Ihre Liebe ist verboten. So sind die unausgesprochenen Regeln. Das Leben und der Umgang zwischen den DeLaurants und den Cunninghams ist zwar friedlich, doch eigentlich sind sie bis ins Tiefste seit Jahrzehnten verfeindet. Cayden und Fallon, die Kinder der jeweiligen zerstrittenen Oberhäupter, können sich nicht ausstehen. Ihre Charaktere könnten unterschiedlicher nicht sein: Er, ein arrogantes Arschloch, und Sie, eine unnahbare Einzelgängerin. Doch ein unbeabsichtigt gemeinsamer Abend und ein folglicher Mord innerhalb der Familien lässt die beiden ungewollt näher kommen.
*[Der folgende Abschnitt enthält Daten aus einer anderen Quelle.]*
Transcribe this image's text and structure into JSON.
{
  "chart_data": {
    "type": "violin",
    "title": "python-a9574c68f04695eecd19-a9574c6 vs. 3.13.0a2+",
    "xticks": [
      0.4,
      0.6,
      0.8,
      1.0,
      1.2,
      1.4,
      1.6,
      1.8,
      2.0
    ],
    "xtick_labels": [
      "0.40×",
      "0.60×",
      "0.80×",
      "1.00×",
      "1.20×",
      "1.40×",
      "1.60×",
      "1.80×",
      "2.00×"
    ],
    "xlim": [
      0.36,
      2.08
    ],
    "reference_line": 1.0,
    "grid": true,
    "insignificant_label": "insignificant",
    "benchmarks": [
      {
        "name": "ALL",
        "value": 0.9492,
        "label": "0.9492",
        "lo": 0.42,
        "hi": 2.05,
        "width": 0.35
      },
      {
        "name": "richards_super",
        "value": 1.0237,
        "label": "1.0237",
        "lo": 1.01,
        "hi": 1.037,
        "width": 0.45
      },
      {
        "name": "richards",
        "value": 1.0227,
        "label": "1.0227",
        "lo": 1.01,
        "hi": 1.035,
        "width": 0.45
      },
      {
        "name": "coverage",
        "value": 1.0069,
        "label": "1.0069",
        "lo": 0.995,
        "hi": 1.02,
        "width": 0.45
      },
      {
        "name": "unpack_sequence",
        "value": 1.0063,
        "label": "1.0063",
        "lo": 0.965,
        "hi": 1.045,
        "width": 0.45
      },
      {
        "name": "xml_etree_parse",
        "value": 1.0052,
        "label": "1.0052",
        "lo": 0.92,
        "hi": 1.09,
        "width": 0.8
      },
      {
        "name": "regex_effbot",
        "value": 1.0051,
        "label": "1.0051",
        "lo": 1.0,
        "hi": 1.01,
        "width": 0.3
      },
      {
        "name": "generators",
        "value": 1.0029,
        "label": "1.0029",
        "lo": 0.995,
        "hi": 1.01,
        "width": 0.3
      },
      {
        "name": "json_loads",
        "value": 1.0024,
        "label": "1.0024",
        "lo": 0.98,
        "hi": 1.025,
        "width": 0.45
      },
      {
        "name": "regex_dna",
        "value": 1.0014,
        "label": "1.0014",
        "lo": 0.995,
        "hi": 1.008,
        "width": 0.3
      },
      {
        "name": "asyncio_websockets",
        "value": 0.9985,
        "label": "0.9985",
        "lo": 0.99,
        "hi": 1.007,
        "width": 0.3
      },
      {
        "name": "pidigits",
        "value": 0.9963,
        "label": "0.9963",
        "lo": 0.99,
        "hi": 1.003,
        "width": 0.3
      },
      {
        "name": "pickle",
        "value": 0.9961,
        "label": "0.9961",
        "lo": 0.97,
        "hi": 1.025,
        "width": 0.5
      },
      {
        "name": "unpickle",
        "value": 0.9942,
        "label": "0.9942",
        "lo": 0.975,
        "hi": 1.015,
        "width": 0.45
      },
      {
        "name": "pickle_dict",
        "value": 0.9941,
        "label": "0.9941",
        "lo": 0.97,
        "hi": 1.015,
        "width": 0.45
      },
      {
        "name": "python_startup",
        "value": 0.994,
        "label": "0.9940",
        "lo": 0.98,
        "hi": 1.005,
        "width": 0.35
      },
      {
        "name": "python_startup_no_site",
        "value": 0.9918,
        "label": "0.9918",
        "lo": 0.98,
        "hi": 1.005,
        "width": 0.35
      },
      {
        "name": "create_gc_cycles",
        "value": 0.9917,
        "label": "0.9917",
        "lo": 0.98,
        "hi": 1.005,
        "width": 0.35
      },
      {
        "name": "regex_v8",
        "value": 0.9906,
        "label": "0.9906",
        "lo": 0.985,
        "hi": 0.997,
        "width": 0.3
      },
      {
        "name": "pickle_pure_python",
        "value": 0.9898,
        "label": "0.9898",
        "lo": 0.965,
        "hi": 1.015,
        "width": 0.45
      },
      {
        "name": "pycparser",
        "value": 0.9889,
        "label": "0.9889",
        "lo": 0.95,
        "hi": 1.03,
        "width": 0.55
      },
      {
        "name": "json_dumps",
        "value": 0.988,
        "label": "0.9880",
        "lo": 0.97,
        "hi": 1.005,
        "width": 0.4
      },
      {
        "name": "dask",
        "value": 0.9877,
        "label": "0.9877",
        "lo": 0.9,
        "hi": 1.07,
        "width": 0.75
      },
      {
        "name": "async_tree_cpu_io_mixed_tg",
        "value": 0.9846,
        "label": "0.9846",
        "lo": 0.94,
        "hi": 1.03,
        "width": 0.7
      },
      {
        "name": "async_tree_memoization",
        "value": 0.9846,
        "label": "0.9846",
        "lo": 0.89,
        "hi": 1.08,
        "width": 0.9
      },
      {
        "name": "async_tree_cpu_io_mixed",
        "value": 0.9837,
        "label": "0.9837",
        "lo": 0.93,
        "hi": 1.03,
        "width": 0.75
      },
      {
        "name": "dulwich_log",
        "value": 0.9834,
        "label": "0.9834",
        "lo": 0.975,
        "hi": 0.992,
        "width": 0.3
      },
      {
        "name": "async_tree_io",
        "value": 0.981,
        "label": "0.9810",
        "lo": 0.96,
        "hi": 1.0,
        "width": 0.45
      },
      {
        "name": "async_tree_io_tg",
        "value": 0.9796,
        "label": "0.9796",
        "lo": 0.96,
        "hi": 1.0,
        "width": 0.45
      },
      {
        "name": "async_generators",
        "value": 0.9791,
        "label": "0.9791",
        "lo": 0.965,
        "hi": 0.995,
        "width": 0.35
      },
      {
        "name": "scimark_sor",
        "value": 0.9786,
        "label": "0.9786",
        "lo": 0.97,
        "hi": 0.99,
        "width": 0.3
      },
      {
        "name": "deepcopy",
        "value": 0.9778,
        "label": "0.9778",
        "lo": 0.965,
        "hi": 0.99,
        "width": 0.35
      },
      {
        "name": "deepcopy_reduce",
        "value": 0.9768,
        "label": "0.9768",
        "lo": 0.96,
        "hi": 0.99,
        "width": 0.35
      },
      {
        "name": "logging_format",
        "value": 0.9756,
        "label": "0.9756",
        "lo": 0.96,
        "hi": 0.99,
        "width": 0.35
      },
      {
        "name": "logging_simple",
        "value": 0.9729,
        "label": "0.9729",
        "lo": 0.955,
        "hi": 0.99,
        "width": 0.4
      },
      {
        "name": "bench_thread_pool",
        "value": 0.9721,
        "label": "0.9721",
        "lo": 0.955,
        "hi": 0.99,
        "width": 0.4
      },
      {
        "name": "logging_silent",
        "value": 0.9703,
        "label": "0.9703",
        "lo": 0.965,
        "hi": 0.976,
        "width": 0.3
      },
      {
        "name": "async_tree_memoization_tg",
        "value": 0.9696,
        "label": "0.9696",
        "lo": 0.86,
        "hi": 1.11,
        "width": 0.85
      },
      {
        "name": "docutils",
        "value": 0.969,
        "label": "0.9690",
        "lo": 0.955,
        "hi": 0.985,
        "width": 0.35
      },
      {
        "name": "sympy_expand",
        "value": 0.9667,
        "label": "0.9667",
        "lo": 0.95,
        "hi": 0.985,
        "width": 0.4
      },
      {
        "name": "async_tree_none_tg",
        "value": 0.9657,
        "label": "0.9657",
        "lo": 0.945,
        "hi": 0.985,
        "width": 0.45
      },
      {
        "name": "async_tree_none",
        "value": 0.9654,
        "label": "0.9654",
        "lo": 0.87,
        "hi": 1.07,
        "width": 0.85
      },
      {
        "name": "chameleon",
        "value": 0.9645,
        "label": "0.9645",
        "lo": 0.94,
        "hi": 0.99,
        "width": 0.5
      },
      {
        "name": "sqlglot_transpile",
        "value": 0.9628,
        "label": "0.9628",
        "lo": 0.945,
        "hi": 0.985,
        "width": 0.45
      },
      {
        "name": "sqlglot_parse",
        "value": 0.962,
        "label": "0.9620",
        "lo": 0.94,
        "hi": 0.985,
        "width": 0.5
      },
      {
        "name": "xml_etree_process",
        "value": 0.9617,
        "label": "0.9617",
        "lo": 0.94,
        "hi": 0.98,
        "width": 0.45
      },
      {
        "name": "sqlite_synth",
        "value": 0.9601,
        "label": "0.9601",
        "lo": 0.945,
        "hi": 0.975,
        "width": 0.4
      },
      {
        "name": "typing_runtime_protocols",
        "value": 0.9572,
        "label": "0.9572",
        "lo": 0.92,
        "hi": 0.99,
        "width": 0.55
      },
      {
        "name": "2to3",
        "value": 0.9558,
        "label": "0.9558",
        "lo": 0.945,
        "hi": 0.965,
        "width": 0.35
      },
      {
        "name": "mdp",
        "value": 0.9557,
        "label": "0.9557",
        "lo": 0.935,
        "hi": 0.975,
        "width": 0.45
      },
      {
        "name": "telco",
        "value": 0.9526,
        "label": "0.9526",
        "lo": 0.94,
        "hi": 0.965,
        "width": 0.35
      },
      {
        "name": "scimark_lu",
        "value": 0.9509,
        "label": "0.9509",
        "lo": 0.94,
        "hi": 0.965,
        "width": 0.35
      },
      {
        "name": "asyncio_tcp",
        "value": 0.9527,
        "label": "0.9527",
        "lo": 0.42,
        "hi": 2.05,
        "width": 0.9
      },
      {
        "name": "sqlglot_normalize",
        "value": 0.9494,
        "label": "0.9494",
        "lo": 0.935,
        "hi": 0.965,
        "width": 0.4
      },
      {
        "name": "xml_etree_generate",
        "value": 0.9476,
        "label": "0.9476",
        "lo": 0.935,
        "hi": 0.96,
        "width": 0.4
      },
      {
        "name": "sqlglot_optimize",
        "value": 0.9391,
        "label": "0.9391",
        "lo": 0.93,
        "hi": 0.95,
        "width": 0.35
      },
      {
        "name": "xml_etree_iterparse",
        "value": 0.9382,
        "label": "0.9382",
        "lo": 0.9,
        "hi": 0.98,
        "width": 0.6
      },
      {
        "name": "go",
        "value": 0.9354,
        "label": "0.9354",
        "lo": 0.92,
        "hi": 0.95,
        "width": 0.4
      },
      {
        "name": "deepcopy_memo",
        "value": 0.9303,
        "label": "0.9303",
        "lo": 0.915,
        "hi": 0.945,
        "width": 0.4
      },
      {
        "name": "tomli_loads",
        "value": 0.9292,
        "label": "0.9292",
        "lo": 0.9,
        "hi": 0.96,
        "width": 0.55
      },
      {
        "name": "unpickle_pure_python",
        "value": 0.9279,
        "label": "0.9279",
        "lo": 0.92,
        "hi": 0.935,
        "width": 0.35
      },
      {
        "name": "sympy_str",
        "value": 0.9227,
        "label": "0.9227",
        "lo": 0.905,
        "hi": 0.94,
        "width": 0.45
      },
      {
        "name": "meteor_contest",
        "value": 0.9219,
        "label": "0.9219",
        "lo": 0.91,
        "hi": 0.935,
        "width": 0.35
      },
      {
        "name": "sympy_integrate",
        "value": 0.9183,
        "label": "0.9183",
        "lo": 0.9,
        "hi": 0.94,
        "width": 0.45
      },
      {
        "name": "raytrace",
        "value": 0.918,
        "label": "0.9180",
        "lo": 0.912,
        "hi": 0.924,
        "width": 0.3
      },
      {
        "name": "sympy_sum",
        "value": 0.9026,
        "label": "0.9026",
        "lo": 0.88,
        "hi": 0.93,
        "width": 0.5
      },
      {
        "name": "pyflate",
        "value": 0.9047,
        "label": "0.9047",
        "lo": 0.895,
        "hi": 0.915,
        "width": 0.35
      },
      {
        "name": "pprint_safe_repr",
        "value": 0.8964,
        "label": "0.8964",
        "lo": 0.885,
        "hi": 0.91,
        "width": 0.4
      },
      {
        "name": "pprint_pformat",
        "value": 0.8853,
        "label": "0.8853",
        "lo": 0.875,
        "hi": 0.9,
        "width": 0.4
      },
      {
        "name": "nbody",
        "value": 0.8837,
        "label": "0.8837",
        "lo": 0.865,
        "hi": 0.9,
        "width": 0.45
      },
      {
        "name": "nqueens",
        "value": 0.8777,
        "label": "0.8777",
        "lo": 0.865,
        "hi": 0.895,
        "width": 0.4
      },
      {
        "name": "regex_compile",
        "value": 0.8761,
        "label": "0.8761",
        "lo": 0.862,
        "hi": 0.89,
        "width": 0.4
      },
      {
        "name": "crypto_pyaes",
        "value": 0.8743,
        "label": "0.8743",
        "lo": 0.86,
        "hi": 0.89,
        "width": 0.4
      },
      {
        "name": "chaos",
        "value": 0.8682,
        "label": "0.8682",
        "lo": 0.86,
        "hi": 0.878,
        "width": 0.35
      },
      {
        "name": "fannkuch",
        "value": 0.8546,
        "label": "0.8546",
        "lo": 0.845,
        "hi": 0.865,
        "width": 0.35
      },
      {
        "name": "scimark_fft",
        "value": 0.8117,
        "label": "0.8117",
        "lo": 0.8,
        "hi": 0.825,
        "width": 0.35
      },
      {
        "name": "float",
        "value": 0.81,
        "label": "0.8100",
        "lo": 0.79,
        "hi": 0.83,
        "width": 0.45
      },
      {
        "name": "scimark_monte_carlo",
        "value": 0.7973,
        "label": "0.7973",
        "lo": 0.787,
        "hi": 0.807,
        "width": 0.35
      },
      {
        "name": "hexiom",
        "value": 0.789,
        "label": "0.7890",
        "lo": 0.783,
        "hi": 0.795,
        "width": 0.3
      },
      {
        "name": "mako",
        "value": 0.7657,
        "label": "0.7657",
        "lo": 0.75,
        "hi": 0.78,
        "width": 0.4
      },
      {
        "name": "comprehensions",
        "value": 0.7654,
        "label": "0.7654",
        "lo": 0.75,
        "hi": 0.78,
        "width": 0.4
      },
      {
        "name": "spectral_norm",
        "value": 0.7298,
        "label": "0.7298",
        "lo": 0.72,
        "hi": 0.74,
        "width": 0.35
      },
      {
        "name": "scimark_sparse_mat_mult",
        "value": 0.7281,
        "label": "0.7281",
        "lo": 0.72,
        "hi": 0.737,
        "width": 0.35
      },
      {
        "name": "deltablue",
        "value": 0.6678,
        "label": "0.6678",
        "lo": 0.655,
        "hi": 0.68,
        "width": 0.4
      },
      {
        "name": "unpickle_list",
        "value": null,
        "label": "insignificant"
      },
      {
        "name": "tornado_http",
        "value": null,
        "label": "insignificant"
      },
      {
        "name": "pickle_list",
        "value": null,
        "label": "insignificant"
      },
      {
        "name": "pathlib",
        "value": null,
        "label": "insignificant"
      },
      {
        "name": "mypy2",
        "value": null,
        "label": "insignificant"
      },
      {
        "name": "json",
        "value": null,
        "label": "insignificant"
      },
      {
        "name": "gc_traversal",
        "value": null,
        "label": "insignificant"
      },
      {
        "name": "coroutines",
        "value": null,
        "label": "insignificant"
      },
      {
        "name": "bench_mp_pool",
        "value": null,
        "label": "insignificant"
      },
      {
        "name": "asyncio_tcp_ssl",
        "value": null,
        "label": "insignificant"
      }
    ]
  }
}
Zuneigung dürfen die beiden nicht füreinander empfinden, das verbietet die oberste Vorschrift. Doch was ist, wenn die Regeln Ketten sind, die ihr größtes Verlangen unterbinden? ↬ Sample: Cayden lehnte sich einige Zentimeter nach vorne, aber ich konnte nicht anders, als meine Hand auf seine Brust zu schieben und ihn von seinem nächsten Schritt abzuhalten. "Cayden, nicht", hauchte ich, doch ich konnte selbst meinen Blick nicht von seinen attraktiven Lippen nehmen. "Du weißt, wir dürfen nicht." So sehr ich es auch in diesem Moment wollte, konnte ich den Gedanken nicht abschütteln, dass wir damit gegen die höchste Regel verstoßen würden - ganz zu schweigen von meinen Prinzipien, mich niemals auf einen DeLaurants einzulassen. Noch niehatte eine Cunnigham eine intime Beziehung mit einem DeLaurant eingegangen und trotz des Friedens zwischen unseren Familien, wurden die Vorschriften niemals aufgehoben. "Ich weiß", flüsterte er, was mich innerlich unruhig machte. Alles sprach gegen das, was wir tun wollten, aber ich konnte meine Gedanken nicht einfach abstellen. "Einen Kuss", wisperte ich schließlich und sah von seinen Lippen hoch in seine stechend grünen Augen. "Um uns zu beweisen, dass da nichts zwischen uns ist." Cayden nickte leicht. Sein Mund war meinem gefährlich nahe gekommen. "Einen Kuss", wiederholte er und dann senkte er endlich seinen Mund auf meinen.